在此处所提供的说明书中,说明了大量具体细节。然而,能够理解,本发明的实施例可以在没有这些具体细节的情况下实践。在一些实例中,并未详细示出公知的方法、结构和技术,以便不模糊对本说明书的理解。In the description provided herein, numerous specific details are set forth. However, it is understood that embodiments of the invention may be practiced without these specific details. In some instances, well-known methods, structures and techniques have not been shown in detail in order not to obscure the understanding of this description.
类似地,应当理解,为了精简本公开并帮助理解各个发明方面中的一个或多个,在上面对本发明的示例性实施例的描述中,本发明的各个特征有时被一起分组到单个实施例、图、或者对其的描述中。然而,并不应将该公开的方法解释成反映如下意图:即所要求保护的本发明要求比在每个权利要求中所明确记载的特征更多的特征。更确切地说,如下面的权利要求书所反映的那样,发明方面在于少于前面公开的单个实施例的所有特征。因此,遵循具体实施方式的权利要求书由此明确地并入该具体实施方式,其中每个权利要求本身都作为本发明的单独实施例。Similarly, it should be appreciated that in the foregoing description of exemplary embodiments of the invention, in order to streamline this disclosure and to facilitate an understanding of one or more of the various inventive aspects, various features of the invention are sometimes grouped together in a single embodiment, figure, or its description. This method of disclosure, however, is not to be interpreted as reflecting an intention that the claimed invention requires more features than are expressly recited in each claim. Rather, as the following claims reflect, inventive aspects lie in less than all features of a single foregoing disclosed embodiment. Thus, the claims following the Detailed Description are hereby expressly incorporated into this Detailed Description, with each claim standing on its own as a separate embodiment of this invention.
本领域那些技术人员可以理解,可以对实施例中的设备中的模块进行自适应性地改变并且把它们设置在与该实施例不同的一个或多个设备中。可以把实施例中的模块或单元或组件组合成一个模块或单元或组件,以及此外可以把它们分成多个子模块或子单元或子组件。除了这样的特征和/或过程或者单元中的至少一些是相互排斥之外,可以采用任何组合对本说明书(包括伴随的权利要求、摘要和附图)中公开的所有特征以及如此公开的任何方法或者设备的所有过程或单元进行组合。除非另外明确陈述,本说明书(包括伴随的权利要求、摘要和附图)中公开的每个特征可以由提供相同、等同或相似目的的替代特征来代替。Those skilled in the art can understand that the modules in the device in the embodiment can be adaptively changed and arranged in one or more devices different from the embodiment. Modules or units or components in the embodiments may be combined into one module or unit or component, and furthermore may be divided into a plurality of sub-modules or sub-units or sub-assemblies. All features disclosed in this specification (including accompanying claims, abstract and drawings) and any method or method so disclosed may be used in any combination, except that at least some of such features and/or processes or units are mutually exclusive. All processes or units of equipment are combined. Each feature disclosed in this specification (including accompanying claims, abstract and drawings) may be replaced by alternative features serving the same, equivalent or similar purpose, unless expressly stated otherwise.

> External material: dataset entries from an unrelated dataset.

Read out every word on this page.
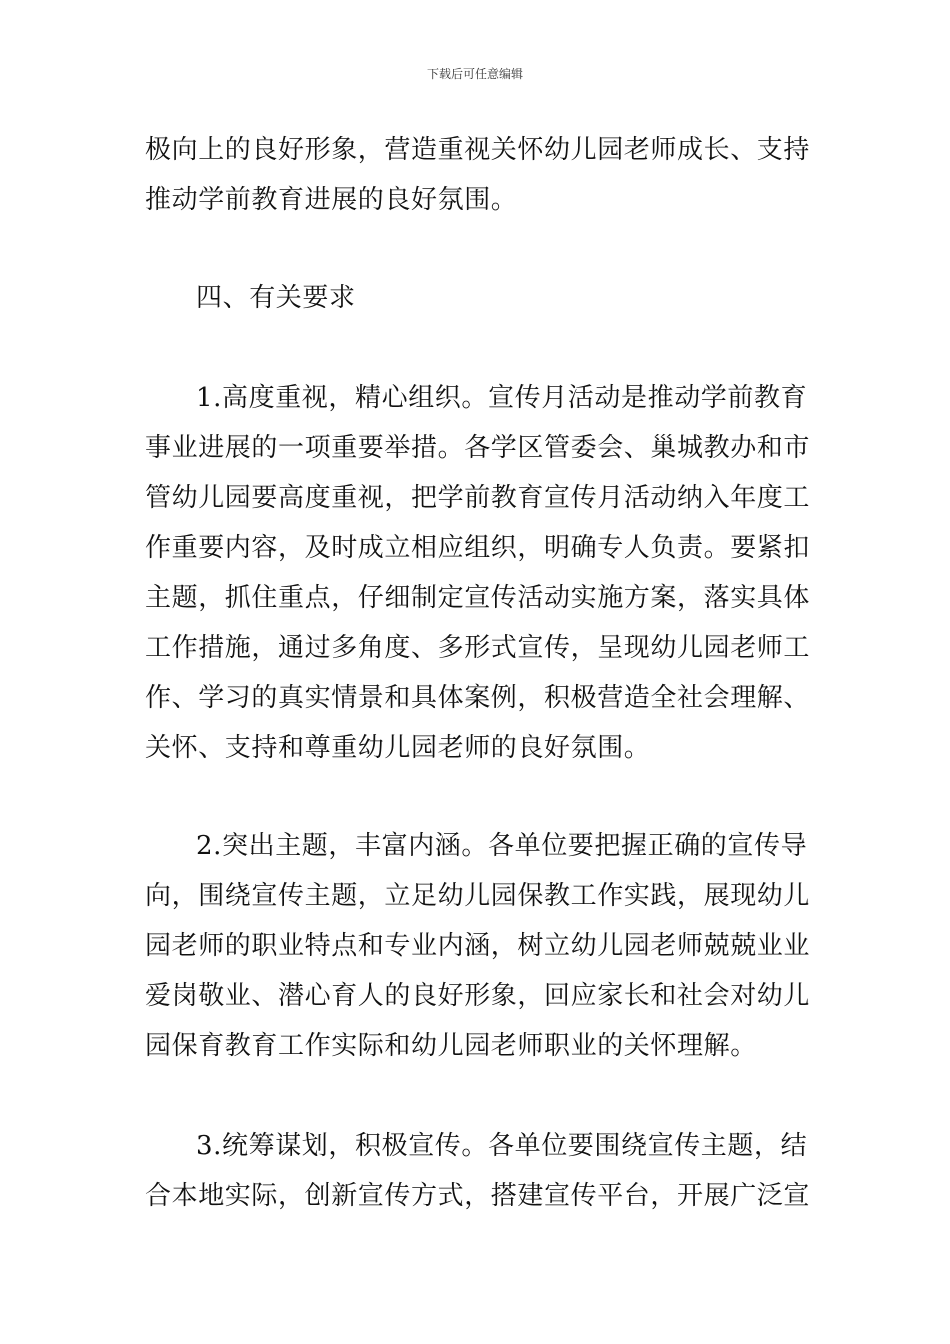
下载后可任意编辑
极向上的良好形象，营造重视关怀幼儿园老师成长、支持
推动学前教育进展的良好氛围。
四、有关要求
1.高度重视，精心组织。宣传月活动是推动学前教育
事业进展的一项重要举措。各学区管委会、巢城教办和市
管幼儿园要高度重视，把学前教育宣传月活动纳入年度工
作重要内容，及时成立相应组织，明确专人负责。要紧扣
主题，抓住重点，仔细制定宣传活动实施方案，落实具体
工作措施，通过多角度、多形式宣传，呈现幼儿园老师工
作、学习的真实情景和具体案例，积极营造全社会理解、
关怀、支持和尊重幼儿园老师的良好氛围。
2.突出主题，丰富内涵。各单位要把握正确的宣传导
向，围绕宣传主题，立足幼儿园保教工作实践，展现幼儿
园老师的职业特点和专业内涵，树立幼儿园老师兢兢业业
爱岗敬业、潜心育人的良好形象，回应家长和社会对幼儿
园保育教育工作实际和幼儿园老师职业的关怀理解。
3.统筹谋划，积极宣传。各单位要围绕宣传主题，结
合本地实际，创新宣传方式，搭建宣传平台，开展广泛宣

此外,本领域的技术人员能够理解,尽管在此所述的一些实施例包括其它实施例中所包括的某些特征而不是其它特征,但是不同实施例的特征的组合意味着处于本发明的范围之内并且形成不同的实施例。例如,在下面的权利要求书中,所要求保护的实施例的任意之一都可以以任意的组合方式来使用。Furthermore, those skilled in the art will understand that although some embodiments described herein include some features included in other embodiments but not others, combinations of features from different embodiments are meant to be within the scope of the invention. and form different embodiments. For example, in the following claims, any of the claimed embodiments may be used in any combination.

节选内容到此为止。